Ionic liquids versus ionic liquid-based surfactants in dispersive liquid–liquid microextraction for determining copper in water by flame atomic absorption spectrometry

This work compares the performance of dispersive liquid–liquid method (DLLME) as a prior step for determining copper by flame atomic absorption spectrometry (FAAS), when using the ionic liquid (IL) 1-butyl-3-methylimidazolium hexafluorophosphate (C4MIm-PF6) or the IL-based surfactant 1-hexadecyl-3-butylimidazolium bromide (C16C4Im-Br) as extractant solvents. For the water-insoluble C4MIm-PF6, the most conventional DLLME mode using acetonitrile as dispersive solvent was employed. For the water-soluble C16C4Im-Br, the in situ DLLME mode with lithium bis[(trifluoromethane)sulfonyl]imide (Li-NTf2) as metathesis reagent was employed. In both approaches, some effective parameters such as volumes of extractant and dispersive solvents, concentration of complexing agent, pH of sample solution, salting-out effect and final diluting solvent to ensure compatibility with FAAS, were properly optimised.
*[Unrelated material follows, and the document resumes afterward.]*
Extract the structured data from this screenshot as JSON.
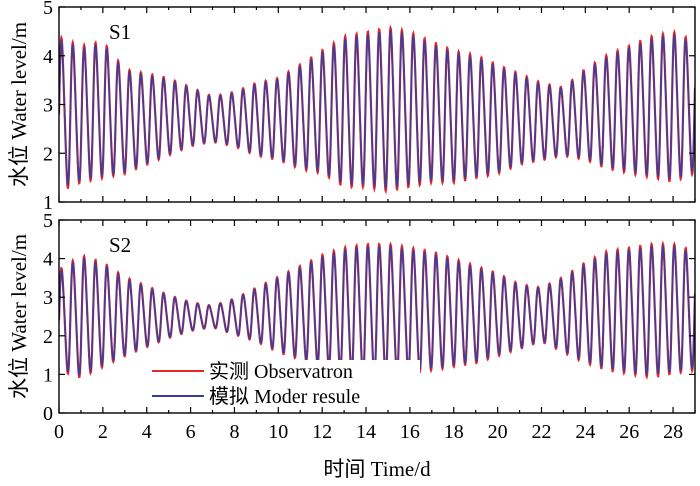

The optimum conditions for the IL-DLLME method using C4MIm-PF6 were: 100 μL of neat C4MIm-PF6, 1 mL of acetonitrile, 10 mL of water, no control of pH for environmental waters, NaCl content of 23 g L1, diethyl dithiocarbamate (DDTC) as complexing agent at 10 mg L−1 and final dilution of the micro-droplet with acetonitrile up to 70 µL. The optimum conditions for the in situ IL-DLLME method using C16C4Im-Br were: 0.8 mL of acetonitrile, 10 mL of water containing C16C4Im-Br at 25.2 mmol L−1, final dilution step of the micro-droplet with 200 µL of acetonitrile and remaining conditions as those of C4MIm-PF6. The analytical performance of both methods was similar, being slightly better for the IL-DLLME method using C4MIm-PF6, with limits of detection (LOD) of 3.3 µg L−1 (versus 5.1 µg L−1 when using C16C4Im-Br), precision values as intraday relative standard deviation (RSD in %) lower than 8.8% (being of 10% for the C16C4Im-Br method) and an enrichment factor of 54 (being 27 when using C16C4Im-Br). The DLLME-FAAS method with C4MIm-PF6 was used in the analysis of environmental waters with successful performance, with relative recoveries of 110% and 105%, and interday precision with RSD values of 21% and 7.4% for spiked levels of 60 and 160 µg L−1, respectively. The results obtained when analysing an urban wastewater sample coming from an inter-laboratory exercise was comparable to those obtained for other 93 laboratories. The method was also valid for the determination of Cu2+ in presence of foreign ions commonly found in natural waters.